Have you ever walked into your favorite lunch place — one that you’ve been going to for like 30 years — and looked at the menu and mentioned casually to the 18-year-old behind the counter that you miss the sandwich that had all the cheese on it and let you pick one of the meat choices … only to have the 18-year-old behind the counter scrunch up his nose at you with a perplexed look as he informs you that, “we’ve never had a sandwich like that.”?
As you age, these things will happen more and more often. It has never ceased to amuse and confuse me how common it is for people to think that just because they don’t remember something, it must have never been so.
I read through that whole article. It’s a good article.
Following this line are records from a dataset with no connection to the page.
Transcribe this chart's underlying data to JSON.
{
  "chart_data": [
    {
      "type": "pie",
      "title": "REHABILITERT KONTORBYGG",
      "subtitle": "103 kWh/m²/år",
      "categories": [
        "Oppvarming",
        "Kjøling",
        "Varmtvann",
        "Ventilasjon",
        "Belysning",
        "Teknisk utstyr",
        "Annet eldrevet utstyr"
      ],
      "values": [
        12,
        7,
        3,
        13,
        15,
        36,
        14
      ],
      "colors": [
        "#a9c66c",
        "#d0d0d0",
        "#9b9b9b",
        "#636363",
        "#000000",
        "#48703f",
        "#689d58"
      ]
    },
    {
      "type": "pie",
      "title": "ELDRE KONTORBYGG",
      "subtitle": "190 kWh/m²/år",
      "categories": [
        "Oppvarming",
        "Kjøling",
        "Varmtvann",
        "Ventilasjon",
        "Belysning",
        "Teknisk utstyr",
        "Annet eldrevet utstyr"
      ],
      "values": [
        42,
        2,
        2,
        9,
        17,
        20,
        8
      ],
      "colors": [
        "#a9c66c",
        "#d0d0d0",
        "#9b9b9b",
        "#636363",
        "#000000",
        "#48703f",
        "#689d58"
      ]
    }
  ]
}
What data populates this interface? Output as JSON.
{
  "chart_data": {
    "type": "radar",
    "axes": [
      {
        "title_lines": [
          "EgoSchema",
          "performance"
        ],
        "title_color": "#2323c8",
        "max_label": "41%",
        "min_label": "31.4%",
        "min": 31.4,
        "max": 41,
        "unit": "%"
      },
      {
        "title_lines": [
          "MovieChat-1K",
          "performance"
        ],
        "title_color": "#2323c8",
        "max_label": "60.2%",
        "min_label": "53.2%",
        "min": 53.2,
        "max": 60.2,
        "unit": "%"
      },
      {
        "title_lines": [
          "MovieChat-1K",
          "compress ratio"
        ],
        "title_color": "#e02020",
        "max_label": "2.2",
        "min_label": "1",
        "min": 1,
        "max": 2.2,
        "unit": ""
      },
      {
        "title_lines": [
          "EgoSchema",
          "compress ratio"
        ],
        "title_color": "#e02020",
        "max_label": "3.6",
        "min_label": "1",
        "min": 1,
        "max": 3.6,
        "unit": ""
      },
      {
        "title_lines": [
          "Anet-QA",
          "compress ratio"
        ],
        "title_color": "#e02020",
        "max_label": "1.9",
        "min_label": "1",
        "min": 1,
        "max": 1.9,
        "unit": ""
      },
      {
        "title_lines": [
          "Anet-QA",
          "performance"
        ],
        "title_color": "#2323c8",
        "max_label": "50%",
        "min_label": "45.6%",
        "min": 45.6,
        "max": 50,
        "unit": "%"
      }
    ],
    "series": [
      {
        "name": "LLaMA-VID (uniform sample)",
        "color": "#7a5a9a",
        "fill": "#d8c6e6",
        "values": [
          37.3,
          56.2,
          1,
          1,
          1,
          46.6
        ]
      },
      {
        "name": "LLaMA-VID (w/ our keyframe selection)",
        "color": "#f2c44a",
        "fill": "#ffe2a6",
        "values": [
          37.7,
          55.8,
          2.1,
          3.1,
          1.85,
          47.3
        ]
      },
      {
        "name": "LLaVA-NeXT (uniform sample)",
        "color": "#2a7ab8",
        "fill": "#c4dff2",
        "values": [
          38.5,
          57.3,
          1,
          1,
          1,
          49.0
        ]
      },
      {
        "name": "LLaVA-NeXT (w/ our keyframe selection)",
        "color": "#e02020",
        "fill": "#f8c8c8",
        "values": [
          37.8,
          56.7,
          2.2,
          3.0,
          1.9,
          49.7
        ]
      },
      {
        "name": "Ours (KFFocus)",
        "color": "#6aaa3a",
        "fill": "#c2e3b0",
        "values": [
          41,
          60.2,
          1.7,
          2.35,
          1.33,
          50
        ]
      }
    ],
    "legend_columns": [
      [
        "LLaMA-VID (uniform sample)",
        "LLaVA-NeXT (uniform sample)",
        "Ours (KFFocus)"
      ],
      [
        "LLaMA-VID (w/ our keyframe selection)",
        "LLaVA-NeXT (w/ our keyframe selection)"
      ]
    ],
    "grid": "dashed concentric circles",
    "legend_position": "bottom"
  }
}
It gives some much-deserved publicity to some great artists both in, and about, our industry (because I’m not quite sure where we categorize the blogging community yet).
But I can’t help but drop my head and shake it in dismay and disbelief that the writer gives credit to the “fashion designers and celebrities” for putting nail art in front of mainstream America. Mainstream America has been aware of nail art for 30 years. It’s the fashion designers that were slow to pick up on it.
Zooey’s famous tuxedo art? I was wearing it when she was 5. In fact, I happen to have a warm, fuzzy, purely anecdotal story about tuxedo nail art exactly like that, from 1993.
For as long as I’ve been doing nails, both professionally and as an enthusiast before that, nail art and design has been the driving force behind my interest in the medium. I’ve never not had a clientele with an interest and appreciation for nail art.
They say “everything old is new again.” I’m old enough to have had the opportunity to witness enough cycles to know how true that is.
Nail art isn’t new— it’s new again. And this time, we have the Internet so this time we can see not just how popular it is, but what type of nail art is popular where and with whom.